Он не сумел ей ответить: очень трудно объяснить, почему ты любишь писать, тому, кто этого не любит. Впрочем, мог ли он объяснить это самому себе? Он не воображал, что его будут читать вечно, а между тем, когда писал, чувствовал, что погружен в вечность; все, что ему удавалось облечь в слова, казалось спасенным целиком и полностью; что в этом истинного? В какой мере и это тоже было всего лишь миражем? Вот один из тех вопросов, которые ему следовало прояснить во время каникул, но на деле он решительно ничего не прояснил. Несомненно одно: он испытывал едва ли не хватающую за душу жалость ко всем этим жизням, которые даже и не пытались выразить себя, — к жизни Поль, Анны, Надин. «А кстати, — подумал он, — сейчас как раз вышла моя книга!» Он давно уже не встречался с публикой, и ему было не по себе при мысли, что в эту минуту люди читают его роман и обсуждают. Он наклонился к Надин и улыбнулся ей:
— Все в порядке?
— Да, здесь так хорошо! — сказала она чуть ли не со стоном.
— Очень хорошо.
Его пальцы сплелись с пальцами Надин, и он прильнул к горячему песку; между беспечным морем, которое солнце лишило красок, и неодолимой голубизной неба повисло счастье; чтобы он мог ухватить его, возможно, довольно было бы улыбки Надин: она становилась почти красивой, когда улыбалась; но усеянное веснушками лицо оставалось безучастным.
— Бедная Надин, — сказал он. Она резко поднялась:
— Почему бедная?
Ее, конечно, следовало пожалеть, только он не знал за что.
— Потому что это путешествие разочаровало тебя.

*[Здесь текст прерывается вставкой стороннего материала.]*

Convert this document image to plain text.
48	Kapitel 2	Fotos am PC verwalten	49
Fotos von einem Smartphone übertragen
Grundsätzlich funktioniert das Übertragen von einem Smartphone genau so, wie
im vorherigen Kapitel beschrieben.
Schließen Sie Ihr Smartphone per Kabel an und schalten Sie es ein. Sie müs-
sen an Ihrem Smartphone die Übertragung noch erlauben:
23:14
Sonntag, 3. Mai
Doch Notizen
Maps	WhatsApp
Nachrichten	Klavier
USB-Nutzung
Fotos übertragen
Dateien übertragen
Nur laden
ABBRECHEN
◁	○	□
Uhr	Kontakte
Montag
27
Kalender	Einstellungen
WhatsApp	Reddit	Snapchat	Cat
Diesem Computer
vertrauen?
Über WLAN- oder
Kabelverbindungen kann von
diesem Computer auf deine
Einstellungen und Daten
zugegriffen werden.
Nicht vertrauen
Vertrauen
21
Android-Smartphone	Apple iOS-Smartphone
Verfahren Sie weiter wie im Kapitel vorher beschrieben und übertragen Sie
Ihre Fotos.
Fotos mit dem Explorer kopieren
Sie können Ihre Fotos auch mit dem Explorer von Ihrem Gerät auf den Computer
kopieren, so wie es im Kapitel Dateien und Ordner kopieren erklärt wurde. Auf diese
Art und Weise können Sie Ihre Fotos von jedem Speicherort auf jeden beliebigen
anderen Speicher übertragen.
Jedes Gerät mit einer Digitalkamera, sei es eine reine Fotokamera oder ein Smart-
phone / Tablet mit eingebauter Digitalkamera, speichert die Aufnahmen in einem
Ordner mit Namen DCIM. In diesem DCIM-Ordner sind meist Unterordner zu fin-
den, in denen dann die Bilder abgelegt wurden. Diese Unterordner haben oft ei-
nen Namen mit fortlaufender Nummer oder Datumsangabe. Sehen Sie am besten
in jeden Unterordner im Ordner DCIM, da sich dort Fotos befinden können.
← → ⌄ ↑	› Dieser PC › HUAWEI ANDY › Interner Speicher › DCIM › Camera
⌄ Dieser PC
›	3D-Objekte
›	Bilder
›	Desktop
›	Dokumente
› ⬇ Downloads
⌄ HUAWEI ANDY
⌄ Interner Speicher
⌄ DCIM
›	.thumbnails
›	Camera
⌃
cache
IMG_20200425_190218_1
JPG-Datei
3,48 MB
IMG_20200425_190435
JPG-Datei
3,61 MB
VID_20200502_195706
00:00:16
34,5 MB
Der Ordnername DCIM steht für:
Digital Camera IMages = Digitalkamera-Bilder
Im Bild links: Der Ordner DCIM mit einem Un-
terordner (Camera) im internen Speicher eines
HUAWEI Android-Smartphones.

— О! Знаешь, я многого и не ждала.
— А ведь были хорошие моменты.
— Могли бы быть и еще. — Холодная голубизна ее глаз потеплела. — Брось этих старых мечтателей, мы не за этим сюда приехали. Давай погуляем. Повеселимся, пока живы.
Он пожал плечами.
— Ты прекрасно знаешь, веселиться не так-то просто.
— Попробуем. Большая прогулка в горы, это ведь неплохо, ты же любишь разъезжать. А все эти собрания, расследования, они нагоняют на тебя тоску.
— Конечно.
— Ну и? Что тебя заставляет делать вещи, от которых тебя тошнит? Это что, призвание?
— Сама подумай: могу ли я объяснить им, этим бедным старикам, что их несчастья никого не интересуют, что Португалия слишком мала, что
всем на нее плевать? — Анри с улыбкой склонился над Надин. — Разве я могу?— Ты можешь позвонить им, сказать, что заболел, и мы рванем в Эвору.
— Это причинит им боль, — сказал Анри. — Нет, я не могу.
— Скажи лучше, что не хочешь, — отрезала она.
— Хорошо, — сказал он нетерпеливо, — не хочу.
— Ты еще хуже, чем моя мать, — проворчала она, уткнувшись носом в песок.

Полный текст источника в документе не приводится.